Al-Dhahir’s research focuses on wireless communications, localization and sensing. Al-Dhahir, holder of 43 U.S. patents and co-recipient of five IEEE best paper awards, is a fellow of the National Academy of Inventors and of the IEEE. He also received the 2019 IEEE Signal Processing and Computing for Communications technical recognition award.

Information Systems Professor Honored

Dr. Sumit Sarkar, Charles and Nancy Davidson Chair and professor of information systems at The University of Texas at Dallas, has been recognized by the Association for Information Systems (AIS) for his outstanding contributions in research.

Sarkar, director of PhD programs in the Naveen Jindal School of Management, received a 2022 AIS Fellow Award for his extensive body of research that spans multiple decades and for several service roles for the association. He was one of 12 award recipients representing universities from around the world.

Sarkar said that this award is meaningful because the recognition comes from his peers.

“First of all, I am both humbled and delighted by the recognition. When my peers recognize me for my contributions, it’s a little different from my superiors’ recognition,” he said. “These are not people for whom I am doing work in a more direct manner. My supervisor may give me tasks, and I may do them well, and they might recognize me; but with an award like this one, I’m doing work in a community with a lot of different people in different capacities. If they have chosen to recognize me, it means, at the end of the day, that I have been able to make some difference to the larger community.”

Sarkar has served on editorial boards of leading academic journals including Management Science, Information Systems Research and MIS Quarterly. He also has served as the program chair for multiple conferences, including the Workshop on Information Technologies and Systems and the AIS’ International Conference on Information Systems (ICIS). His research encompasses topics that include knowledge management, personalization and recommendation systems, crowdsourcing, data privacy, software project management, and information quality.

The AIS Council and the ICIS Executive Committee established the annual award in 1999. The award recognizes individuals who have made outstanding contributions to information systems in research, teaching and service. Fellows need not have excelled in all three categories, but they are expected to have made exceptional contributions in at least one of them and to have made significant contributions in the other two.

Art Historian Gets Getty Grant for Study Project

A University of Texas at Dallas art historian has received a grant from the Getty Foundation to study a 14th-century panel painting that could provide insights into the devotional use of such art, as well as female patronage.

Dr.
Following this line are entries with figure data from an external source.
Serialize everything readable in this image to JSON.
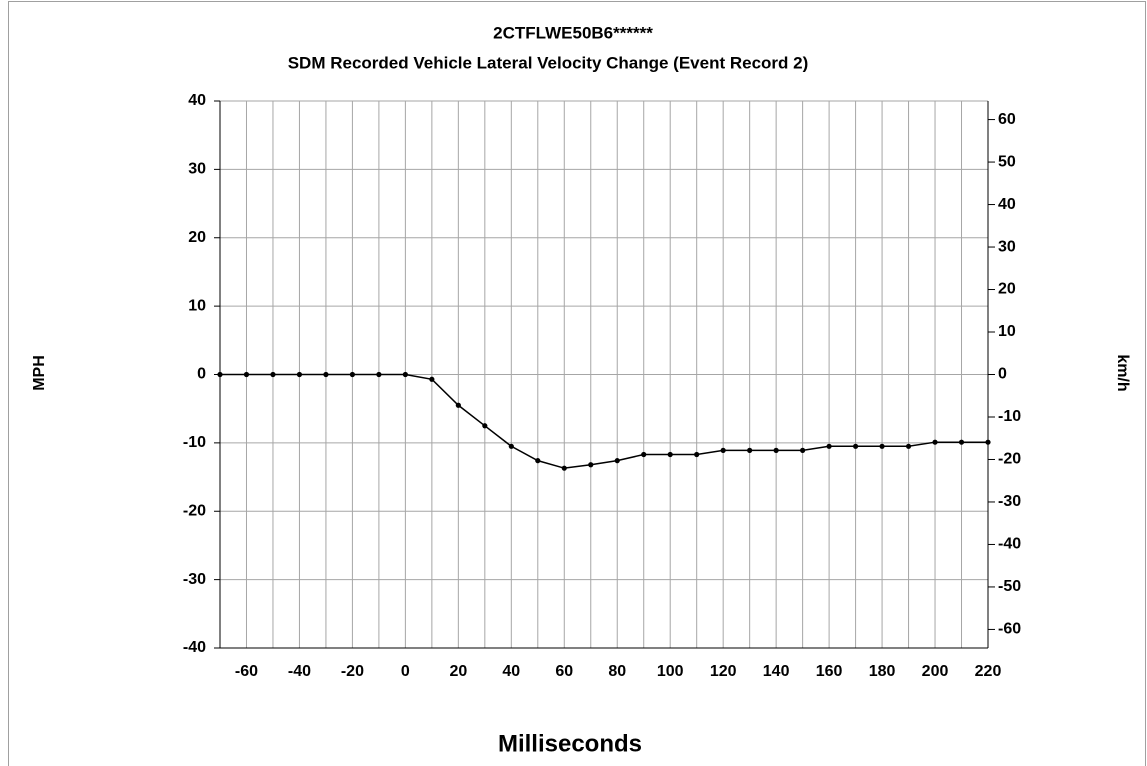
{
  "chart_data": {
    "type": "line",
    "title": "2CTFLWE50B6******",
    "subtitle": "SDM Recorded Vehicle Lateral Velocity Change (Event Record 2)",
    "x_label": "Milliseconds",
    "y_label": "MPH",
    "y2_label": "km/h",
    "x": [
      -70,
      -60,
      -50,
      -40,
      -30,
      -20,
      -10,
      0,
      10,
      20,
      30,
      40,
      50,
      60,
      70,
      80,
      90,
      100,
      110,
      120,
      130,
      140,
      150,
      160,
      170,
      180,
      190,
      200,
      210,
      220
    ],
    "series": [
      {
        "name": "MPH",
        "color": "#000000",
        "values": [
          0,
          0,
          0,
          0,
          0,
          0,
          0,
          0,
          -0.7,
          -4.5,
          -7.5,
          -10.5,
          -12.6,
          -13.7,
          -13.2,
          -12.6,
          -11.7,
          -11.7,
          -11.7,
          -11.1,
          -11.1,
          -11.1,
          -11.1,
          -10.5,
          -10.5,
          -10.5,
          -10.5,
          -9.9,
          -9.9,
          -9.9
        ]
      }
    ],
    "xlim": [
      -70,
      220
    ],
    "xticks": [
      -60,
      -40,
      -20,
      0,
      20,
      40,
      60,
      80,
      100,
      120,
      140,
      160,
      180,
      200,
      220
    ],
    "x_minor_grid": [
      -70,
      -50,
      -30,
      -10,
      10,
      30,
      50,
      70,
      90,
      110,
      130,
      150,
      170,
      190,
      210
    ],
    "ylim": [
      -40,
      40
    ],
    "yticks": [
      -40,
      -30,
      -20,
      -10,
      0,
      10,
      20,
      30,
      40
    ],
    "y2lim": [
      -64.37,
      64.37
    ],
    "y2ticks": [
      -60,
      -50,
      -40,
      -30,
      -20,
      -10,
      0,
      10,
      20,
      30,
      40,
      50,
      60
    ],
    "grid": true
  }
}
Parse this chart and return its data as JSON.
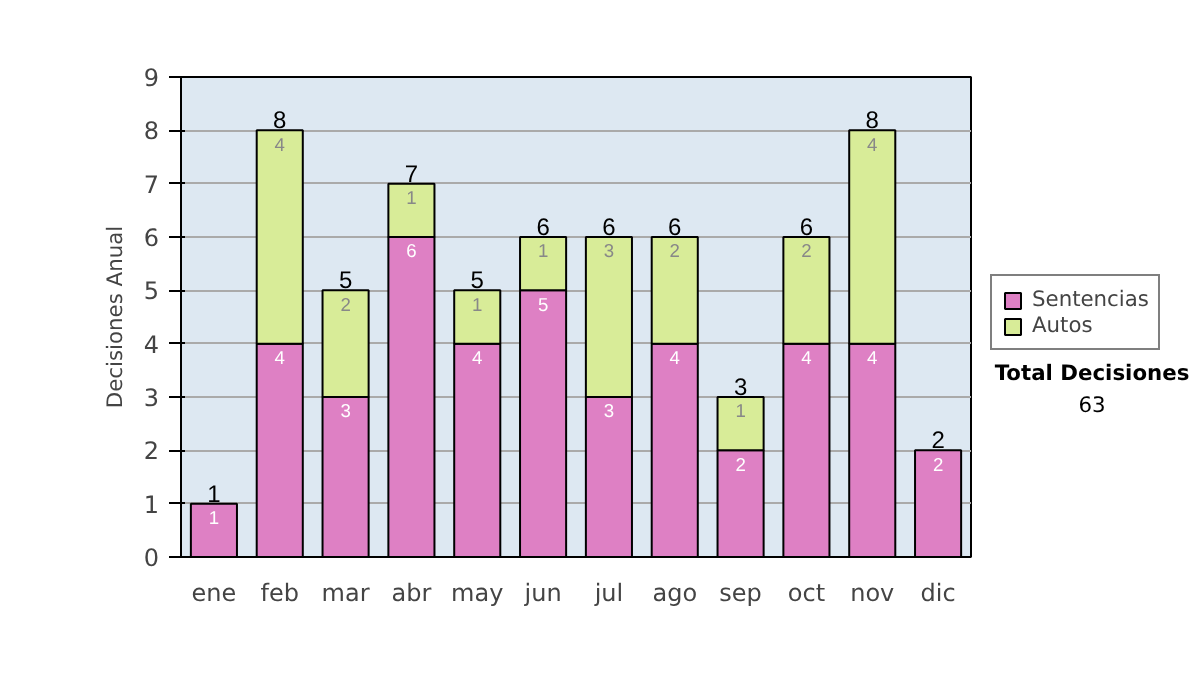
{
  "chart_data": {
    "type": "bar",
    "stacked": true,
    "ylabel": "Decisiones Anual",
    "categories": [
      "ene",
      "feb",
      "mar",
      "abr",
      "may",
      "jun",
      "jul",
      "ago",
      "sep",
      "oct",
      "nov",
      "dic"
    ],
    "series": [
      {
        "name": "Sentencias",
        "color": "#de80c4",
        "values": [
          1,
          4,
          3,
          6,
          4,
          5,
          3,
          4,
          2,
          4,
          4,
          2
        ]
      },
      {
        "name": "Autos",
        "color": "#d8ec98",
        "values": [
          null,
          4,
          2,
          1,
          1,
          1,
          3,
          2,
          1,
          2,
          4,
          null
        ]
      }
    ],
    "ylim": [
      0,
      9
    ],
    "yticks": [
      0,
      1,
      2,
      3,
      4,
      5,
      6,
      7,
      8,
      9
    ],
    "grid": "y",
    "legend": "right",
    "data_labels": true,
    "totals": [
      "1",
      "8",
      "5",
      "7",
      "5",
      "6",
      "6",
      "6",
      "3",
      "6",
      "8",
      "2"
    ],
    "annotations": [
      "Total Decisiones",
      "63"
    ]
  }
}
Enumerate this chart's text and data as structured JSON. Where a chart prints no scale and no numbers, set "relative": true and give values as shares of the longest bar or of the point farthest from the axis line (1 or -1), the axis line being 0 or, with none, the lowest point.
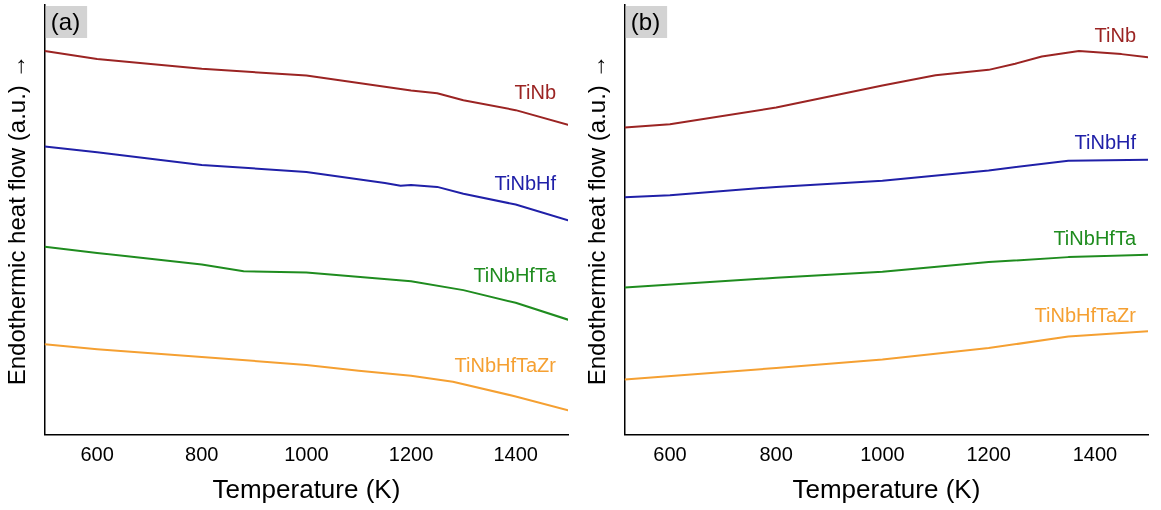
{
  "chart_data": [
    {
      "type": "line",
      "title": "(a)",
      "xlabel": "Temperature (K)",
      "ylabel": "Endothermic heat flow (a.u.) →",
      "relative": true,
      "xlim": [
        500,
        1500
      ],
      "xticks": [
        600,
        800,
        1000,
        1200,
        1400
      ],
      "legend": false,
      "grid": false,
      "marker": "none",
      "line_style": "solid",
      "series": [
        {
          "name": "TiNb",
          "color": "#9b2423",
          "x": [
            500,
            600,
            800,
            1000,
            1200,
            1250,
            1300,
            1400,
            1500
          ],
          "values": [
            1,
            0.979,
            0.954,
            0.936,
            0.897,
            0.89,
            0.872,
            0.846,
            0.808
          ]
        },
        {
          "name": "TiNbHf",
          "color": "#2020a8",
          "x": [
            500,
            600,
            800,
            1000,
            1150,
            1180,
            1200,
            1250,
            1300,
            1400,
            1500
          ],
          "values": [
            0.751,
            0.736,
            0.703,
            0.685,
            0.656,
            0.649,
            0.651,
            0.646,
            0.628,
            0.6,
            0.559
          ]
        },
        {
          "name": "TiNbHfTa",
          "color": "#1f8c1f",
          "x": [
            500,
            600,
            800,
            880,
            1000,
            1200,
            1300,
            1400,
            1500
          ],
          "values": [
            0.49,
            0.474,
            0.444,
            0.426,
            0.423,
            0.4,
            0.377,
            0.344,
            0.3
          ]
        },
        {
          "name": "TiNbHfTaZr",
          "color": "#f5a032",
          "x": [
            500,
            600,
            800,
            1000,
            1100,
            1200,
            1280,
            1400,
            1500
          ],
          "values": [
            0.236,
            0.223,
            0.203,
            0.182,
            0.167,
            0.154,
            0.138,
            0.1,
            0.064
          ]
        }
      ]
    },
    {
      "type": "line",
      "title": "(b)",
      "xlabel": "Temperature (K)",
      "ylabel": "Endothermic heat flow (a.u.) →",
      "relative": true,
      "xlim": [
        515,
        1500
      ],
      "xticks": [
        600,
        800,
        1000,
        1200,
        1400
      ],
      "legend": false,
      "grid": false,
      "marker": "none",
      "line_style": "solid",
      "series": [
        {
          "name": "TiNb",
          "color": "#9b2423",
          "x": [
            515,
            600,
            800,
            1000,
            1100,
            1200,
            1250,
            1300,
            1370,
            1450,
            1500
          ],
          "values": [
            0.801,
            0.809,
            0.853,
            0.91,
            0.937,
            0.951,
            0.967,
            0.986,
            1,
            0.992,
            0.984
          ]
        },
        {
          "name": "TiNbHf",
          "color": "#2020a8",
          "x": [
            515,
            600,
            800,
            1000,
            1200,
            1350,
            1500
          ],
          "values": [
            0.619,
            0.624,
            0.646,
            0.662,
            0.689,
            0.714,
            0.717
          ]
        },
        {
          "name": "TiNbHfTa",
          "color": "#1f8c1f",
          "x": [
            515,
            800,
            1000,
            1200,
            1350,
            1500
          ],
          "values": [
            0.384,
            0.409,
            0.425,
            0.45,
            0.463,
            0.469
          ]
        },
        {
          "name": "TiNbHfTaZr",
          "color": "#f5a032",
          "x": [
            515,
            800,
            1000,
            1200,
            1350,
            1500
          ],
          "values": [
            0.144,
            0.174,
            0.196,
            0.226,
            0.256,
            0.27
          ]
        }
      ]
    }
  ]
}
Sarah Kozlowski, clinical assistant professor of art history and associate director of the UT Dallas Edith O’Donnell Institute of Art History (EODIAH), will study the “Diptych of Delphine de Signe,” which is housed at the Getty Museum in Los Angeles. The Getty Foundation’s $3,000 grant will allow Kozlowski to spend more than two weeks at the museum in February.

“Sitting down with conservators and conservation scientists at the Getty will help me understand more about the physical condition of this object — how it was held, touched, manipulated and used,” she said. “That’s where the magic happens for me as an art historian.”

Kozlowski, who is also the director of EODIAH’s Center for the Art and Architectural History of Port Cities in Naples, Italy, said the “Diptych of Delphine de Signe” likely was created around 1340 in Naples by a workshop of painters who worked in Naples and Genoa. The piece consists of two panels, held together with hinges, and features painting on the front as well as the reverse side. She said it is among relatively few surviving examples of panel painting from Naples.

The “Diptych of Delphine de Signe” was likely created around 1340 in Naples, Italy.

In addition to studying how the piece was folded, shown and transported, Kozlowski is interested in the patronage that allowed the piece to be created.

“It’s kind of a confluence of things — an object that seems to be a painting but not a painting, in a folding format, with a female patron, and the fact that it traveled from Italy to southern France,” she said.

Kozlowski’s research focuses on late medieval and Renaissance Naples in its broader geographic and cultural contexts, exploring how artworks’ mobilities, materialities and formats generate meaning.